Looks like you should have taken an auger and rod with you!
By the way, how was the duck hunting?


----------



## STEVO (Sep 13, 2007)

Grandpa D said:


> Great report Strvo.
> Looks like you should have taken an auger and rod with you!
> By the way, how was the duck hunting?


Thats what we were thinking  , The duck hunting was very slow. When we got there at about 6:30 ish, we were trying to determine how froze up it was. As it was starting to get light, The fog got really thick, could only see about 10 feet in front of you . We stopped & there was a guy fishing by the ladders in his head lights, Didnt look too bad with ice, , We went to our normal duck spot & It looked like it was frozen up about 30 yards out, we walked out, didnt really dare to get too close to the edge as I wasnt sure how deep it was there(didnt feel like filling my waders with that cold water) So we set the decs up on the ice sort of close to the edge(or so we thought) , It looked like the ice only went another 10 yards or so, Until the sun started burning off the fog. We had the decs & Mojo mallard sitting there & there was atleast another 200 yards until open water :lol: , So we ended up giving up on that idea by about 8 am. only saw about 10 ducks that didnt even give us a look.

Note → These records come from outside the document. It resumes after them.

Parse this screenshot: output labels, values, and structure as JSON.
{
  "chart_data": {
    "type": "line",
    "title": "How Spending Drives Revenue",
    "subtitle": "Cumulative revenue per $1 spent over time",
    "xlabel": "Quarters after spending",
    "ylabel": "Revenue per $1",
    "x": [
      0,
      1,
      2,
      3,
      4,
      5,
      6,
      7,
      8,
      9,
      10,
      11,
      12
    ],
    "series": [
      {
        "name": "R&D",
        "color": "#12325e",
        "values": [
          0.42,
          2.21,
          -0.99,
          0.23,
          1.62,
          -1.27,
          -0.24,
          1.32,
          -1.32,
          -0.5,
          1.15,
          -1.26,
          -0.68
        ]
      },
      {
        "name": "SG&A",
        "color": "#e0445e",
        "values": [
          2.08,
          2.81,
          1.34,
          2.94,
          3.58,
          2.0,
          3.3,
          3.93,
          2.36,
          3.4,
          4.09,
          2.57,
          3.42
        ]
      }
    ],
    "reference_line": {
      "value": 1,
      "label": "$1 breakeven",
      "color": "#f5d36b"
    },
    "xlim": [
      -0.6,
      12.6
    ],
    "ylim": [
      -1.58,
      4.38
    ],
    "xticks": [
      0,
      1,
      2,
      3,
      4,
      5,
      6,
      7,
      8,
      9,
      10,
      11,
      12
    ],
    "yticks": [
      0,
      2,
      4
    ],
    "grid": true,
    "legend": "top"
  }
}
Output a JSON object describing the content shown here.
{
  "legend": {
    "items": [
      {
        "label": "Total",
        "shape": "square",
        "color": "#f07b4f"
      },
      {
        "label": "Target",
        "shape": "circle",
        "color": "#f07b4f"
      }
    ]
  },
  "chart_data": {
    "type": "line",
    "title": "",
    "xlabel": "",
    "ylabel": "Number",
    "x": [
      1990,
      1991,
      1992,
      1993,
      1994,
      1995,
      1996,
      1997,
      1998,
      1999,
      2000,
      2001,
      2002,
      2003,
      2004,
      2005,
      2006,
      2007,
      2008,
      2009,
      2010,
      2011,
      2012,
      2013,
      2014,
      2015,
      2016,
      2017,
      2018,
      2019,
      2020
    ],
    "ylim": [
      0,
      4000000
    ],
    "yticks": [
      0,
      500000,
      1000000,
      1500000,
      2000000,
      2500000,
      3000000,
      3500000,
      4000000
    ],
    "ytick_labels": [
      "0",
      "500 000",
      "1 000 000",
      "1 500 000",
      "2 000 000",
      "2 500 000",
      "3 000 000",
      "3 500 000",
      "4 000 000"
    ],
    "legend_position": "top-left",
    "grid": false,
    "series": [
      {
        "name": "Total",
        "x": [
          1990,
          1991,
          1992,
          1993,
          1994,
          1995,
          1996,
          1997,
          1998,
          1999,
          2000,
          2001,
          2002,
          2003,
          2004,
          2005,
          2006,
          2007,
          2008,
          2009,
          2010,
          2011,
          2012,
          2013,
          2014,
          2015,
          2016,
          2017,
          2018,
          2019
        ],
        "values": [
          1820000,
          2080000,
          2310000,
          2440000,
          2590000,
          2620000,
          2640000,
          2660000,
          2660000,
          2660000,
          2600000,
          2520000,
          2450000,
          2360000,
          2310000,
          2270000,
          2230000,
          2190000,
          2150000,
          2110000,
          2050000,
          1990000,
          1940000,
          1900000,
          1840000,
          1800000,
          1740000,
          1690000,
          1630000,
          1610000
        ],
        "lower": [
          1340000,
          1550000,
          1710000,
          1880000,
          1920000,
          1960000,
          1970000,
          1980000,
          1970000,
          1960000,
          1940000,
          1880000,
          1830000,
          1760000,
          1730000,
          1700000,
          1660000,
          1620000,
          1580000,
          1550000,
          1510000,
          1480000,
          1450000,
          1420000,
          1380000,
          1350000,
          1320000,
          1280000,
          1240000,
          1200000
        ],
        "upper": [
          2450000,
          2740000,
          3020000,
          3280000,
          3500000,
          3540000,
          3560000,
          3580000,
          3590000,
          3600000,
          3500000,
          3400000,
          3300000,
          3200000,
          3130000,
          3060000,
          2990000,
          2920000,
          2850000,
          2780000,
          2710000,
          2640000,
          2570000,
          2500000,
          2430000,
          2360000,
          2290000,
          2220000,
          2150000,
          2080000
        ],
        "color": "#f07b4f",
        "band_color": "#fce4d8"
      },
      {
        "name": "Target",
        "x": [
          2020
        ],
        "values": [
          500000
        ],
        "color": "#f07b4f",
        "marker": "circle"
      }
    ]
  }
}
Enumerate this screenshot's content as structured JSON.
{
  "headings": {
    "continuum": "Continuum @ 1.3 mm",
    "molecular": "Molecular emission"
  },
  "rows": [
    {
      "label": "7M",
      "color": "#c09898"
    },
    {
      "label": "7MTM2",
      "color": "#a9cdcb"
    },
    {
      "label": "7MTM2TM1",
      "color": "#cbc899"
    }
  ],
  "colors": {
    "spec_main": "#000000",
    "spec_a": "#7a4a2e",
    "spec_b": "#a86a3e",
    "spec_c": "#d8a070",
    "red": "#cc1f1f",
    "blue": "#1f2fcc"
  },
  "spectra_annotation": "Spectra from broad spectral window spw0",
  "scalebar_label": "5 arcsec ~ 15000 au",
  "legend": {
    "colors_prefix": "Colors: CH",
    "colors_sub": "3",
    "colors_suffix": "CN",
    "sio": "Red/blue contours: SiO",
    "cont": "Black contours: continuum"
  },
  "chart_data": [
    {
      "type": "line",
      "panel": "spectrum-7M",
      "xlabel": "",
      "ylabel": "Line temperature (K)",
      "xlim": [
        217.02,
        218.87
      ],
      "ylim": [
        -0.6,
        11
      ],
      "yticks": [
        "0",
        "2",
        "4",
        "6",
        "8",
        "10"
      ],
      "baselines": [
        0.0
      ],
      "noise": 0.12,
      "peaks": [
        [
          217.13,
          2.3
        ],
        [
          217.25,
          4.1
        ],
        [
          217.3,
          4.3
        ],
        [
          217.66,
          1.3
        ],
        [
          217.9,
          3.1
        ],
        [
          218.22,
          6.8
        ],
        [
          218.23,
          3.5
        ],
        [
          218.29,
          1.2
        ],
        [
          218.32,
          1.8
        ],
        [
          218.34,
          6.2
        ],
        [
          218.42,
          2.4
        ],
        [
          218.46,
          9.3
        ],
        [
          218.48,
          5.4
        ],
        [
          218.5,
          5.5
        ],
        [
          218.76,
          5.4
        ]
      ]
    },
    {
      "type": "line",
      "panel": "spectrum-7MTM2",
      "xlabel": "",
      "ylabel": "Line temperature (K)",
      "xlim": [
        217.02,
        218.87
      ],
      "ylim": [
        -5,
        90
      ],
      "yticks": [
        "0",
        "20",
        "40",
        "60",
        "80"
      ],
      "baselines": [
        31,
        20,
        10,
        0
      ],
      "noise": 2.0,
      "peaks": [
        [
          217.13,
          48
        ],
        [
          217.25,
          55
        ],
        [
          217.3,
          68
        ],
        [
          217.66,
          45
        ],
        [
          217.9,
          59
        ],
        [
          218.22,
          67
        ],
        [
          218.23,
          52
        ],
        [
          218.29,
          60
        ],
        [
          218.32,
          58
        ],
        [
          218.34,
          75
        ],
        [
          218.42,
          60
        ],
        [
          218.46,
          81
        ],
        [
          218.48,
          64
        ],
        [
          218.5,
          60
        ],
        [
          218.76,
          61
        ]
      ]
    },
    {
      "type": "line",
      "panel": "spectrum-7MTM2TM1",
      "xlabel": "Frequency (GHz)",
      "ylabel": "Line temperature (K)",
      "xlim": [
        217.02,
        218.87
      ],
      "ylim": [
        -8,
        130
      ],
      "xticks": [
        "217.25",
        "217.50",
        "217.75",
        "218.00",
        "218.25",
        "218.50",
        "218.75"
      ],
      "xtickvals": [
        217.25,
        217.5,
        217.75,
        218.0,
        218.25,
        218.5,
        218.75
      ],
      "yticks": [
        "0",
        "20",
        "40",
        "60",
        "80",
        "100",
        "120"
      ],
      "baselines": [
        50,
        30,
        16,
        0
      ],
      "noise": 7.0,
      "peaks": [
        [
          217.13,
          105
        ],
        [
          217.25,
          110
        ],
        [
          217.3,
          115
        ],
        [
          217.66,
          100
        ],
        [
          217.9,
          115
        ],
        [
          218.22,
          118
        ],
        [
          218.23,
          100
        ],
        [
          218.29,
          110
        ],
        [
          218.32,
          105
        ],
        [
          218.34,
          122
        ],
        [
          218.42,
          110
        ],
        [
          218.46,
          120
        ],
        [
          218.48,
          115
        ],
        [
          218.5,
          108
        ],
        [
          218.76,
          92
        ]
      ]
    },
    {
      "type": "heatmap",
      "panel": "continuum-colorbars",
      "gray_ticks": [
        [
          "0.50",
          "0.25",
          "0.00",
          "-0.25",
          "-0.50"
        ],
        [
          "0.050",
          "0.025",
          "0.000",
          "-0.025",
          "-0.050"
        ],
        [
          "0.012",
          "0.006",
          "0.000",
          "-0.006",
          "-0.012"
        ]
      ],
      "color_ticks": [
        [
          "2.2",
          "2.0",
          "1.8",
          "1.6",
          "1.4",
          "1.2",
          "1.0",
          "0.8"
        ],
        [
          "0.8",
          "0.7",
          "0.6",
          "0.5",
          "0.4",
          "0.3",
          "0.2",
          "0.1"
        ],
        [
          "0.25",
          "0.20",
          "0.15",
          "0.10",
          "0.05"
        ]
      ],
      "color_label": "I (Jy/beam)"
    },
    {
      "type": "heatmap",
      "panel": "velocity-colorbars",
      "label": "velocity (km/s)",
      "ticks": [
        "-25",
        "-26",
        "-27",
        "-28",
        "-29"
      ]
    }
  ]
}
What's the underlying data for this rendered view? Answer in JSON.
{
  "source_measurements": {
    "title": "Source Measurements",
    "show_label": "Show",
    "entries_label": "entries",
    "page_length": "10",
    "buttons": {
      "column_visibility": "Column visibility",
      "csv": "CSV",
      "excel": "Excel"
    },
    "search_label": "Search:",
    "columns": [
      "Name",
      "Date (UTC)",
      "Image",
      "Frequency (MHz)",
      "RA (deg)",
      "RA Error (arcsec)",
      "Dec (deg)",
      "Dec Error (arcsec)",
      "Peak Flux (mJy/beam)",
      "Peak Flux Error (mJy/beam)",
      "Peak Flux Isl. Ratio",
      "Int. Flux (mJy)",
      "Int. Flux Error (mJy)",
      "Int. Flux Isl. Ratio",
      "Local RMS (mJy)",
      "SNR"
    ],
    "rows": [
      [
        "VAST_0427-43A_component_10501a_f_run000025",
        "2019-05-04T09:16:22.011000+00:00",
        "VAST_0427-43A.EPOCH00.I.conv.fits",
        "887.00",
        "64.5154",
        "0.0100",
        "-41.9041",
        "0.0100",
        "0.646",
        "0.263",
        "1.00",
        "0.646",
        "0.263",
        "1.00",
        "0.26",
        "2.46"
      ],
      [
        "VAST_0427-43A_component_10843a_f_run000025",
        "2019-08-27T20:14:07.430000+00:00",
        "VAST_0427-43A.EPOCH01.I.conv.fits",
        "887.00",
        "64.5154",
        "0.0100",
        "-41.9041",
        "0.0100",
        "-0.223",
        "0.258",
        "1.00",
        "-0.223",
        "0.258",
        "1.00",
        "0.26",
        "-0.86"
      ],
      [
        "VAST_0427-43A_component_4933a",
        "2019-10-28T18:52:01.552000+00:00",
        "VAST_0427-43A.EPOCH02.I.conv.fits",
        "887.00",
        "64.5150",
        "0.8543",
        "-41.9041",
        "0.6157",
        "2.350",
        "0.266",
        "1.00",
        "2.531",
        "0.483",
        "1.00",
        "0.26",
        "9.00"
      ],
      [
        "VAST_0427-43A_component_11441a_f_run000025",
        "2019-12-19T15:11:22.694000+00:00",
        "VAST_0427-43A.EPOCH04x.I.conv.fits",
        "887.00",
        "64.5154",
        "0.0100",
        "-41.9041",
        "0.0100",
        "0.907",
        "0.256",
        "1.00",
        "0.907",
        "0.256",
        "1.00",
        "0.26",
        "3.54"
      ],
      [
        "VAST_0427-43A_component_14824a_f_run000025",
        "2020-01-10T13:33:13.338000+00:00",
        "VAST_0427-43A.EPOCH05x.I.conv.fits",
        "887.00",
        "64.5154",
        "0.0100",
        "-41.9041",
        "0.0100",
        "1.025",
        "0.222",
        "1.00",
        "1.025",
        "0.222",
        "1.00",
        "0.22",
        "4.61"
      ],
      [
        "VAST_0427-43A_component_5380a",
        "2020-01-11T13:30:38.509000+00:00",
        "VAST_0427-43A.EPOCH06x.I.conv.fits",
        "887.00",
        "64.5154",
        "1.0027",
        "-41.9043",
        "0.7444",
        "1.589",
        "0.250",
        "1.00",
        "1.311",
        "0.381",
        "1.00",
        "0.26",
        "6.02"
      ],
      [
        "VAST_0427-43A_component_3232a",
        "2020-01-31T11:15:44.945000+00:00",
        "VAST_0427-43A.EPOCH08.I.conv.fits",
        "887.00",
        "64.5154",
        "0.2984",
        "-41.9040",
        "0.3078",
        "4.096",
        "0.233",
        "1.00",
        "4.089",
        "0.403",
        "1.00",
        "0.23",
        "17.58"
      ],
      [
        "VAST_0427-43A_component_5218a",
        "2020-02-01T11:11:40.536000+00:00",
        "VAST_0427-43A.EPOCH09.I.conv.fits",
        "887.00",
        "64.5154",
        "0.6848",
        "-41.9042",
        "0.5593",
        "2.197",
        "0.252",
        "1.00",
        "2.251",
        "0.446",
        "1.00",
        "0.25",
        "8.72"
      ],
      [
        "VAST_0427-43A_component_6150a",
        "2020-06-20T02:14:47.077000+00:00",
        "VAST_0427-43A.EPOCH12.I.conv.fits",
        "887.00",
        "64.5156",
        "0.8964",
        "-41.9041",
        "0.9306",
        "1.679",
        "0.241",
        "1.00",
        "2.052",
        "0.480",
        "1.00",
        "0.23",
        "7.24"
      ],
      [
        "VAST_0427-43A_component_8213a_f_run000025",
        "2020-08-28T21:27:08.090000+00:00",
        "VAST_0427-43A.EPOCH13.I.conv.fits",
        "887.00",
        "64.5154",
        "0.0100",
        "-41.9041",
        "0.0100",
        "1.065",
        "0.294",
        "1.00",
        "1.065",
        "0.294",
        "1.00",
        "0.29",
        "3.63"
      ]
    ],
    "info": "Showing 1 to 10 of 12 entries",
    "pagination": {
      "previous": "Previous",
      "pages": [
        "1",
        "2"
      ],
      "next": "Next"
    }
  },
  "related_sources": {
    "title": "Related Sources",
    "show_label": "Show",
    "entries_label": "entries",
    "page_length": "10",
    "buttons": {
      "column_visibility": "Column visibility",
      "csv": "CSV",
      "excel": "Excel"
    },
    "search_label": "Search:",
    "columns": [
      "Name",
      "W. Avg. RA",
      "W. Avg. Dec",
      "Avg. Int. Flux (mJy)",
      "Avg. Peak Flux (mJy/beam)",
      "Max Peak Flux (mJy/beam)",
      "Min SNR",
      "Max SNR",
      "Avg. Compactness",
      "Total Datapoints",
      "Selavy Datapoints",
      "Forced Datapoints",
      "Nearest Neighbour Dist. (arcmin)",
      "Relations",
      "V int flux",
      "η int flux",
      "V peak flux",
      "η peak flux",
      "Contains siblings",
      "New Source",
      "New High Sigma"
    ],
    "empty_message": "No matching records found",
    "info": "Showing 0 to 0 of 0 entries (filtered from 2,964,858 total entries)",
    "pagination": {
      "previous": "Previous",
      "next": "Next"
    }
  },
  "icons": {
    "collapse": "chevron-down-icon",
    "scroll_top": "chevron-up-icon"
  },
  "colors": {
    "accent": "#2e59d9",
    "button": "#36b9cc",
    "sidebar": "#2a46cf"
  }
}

We ended up finding some spots to do some jump shooting. Ended up with 5 mallards between the 2 of us(3 hens  ) We could have(& should have) had a couple limits of all drakes if either of us could have shot straight :lol: (**** excitement) . Lots of ducks anyways. So a distaster day turned out to be great!!!!!


----------



## Greenguy88 (Sep 7, 2007)

Has anybody heard anything about East Canyon yet? Im anxious to get out there again this year.


----------



## holman927 (Sep 28, 2007)

Greenguy88 said:


> Has anybody heard anything about East Canyon yet? Im anxious to get out there again this year.


 Yes I heard you can catch some nice cars out of there. Maybe even get ran over by one. Oh but nothing about the ice yet, sorry.


----------



## JAT83 (Sep 9, 2007)

Greenguy88 said:


> Has anybody heard anything about East Canyon yet? Im anxious to get out there again this year.


I am exited to try ice fishing there as well. This year was my first year fishing at East Canyon, I had really good success the two times I went!


----------



## Grandpa D (Sep 7, 2007)

Pineview is getting very close.
Reports of between 2" to 3"
of ice in the Narrows, but strong winds!


----------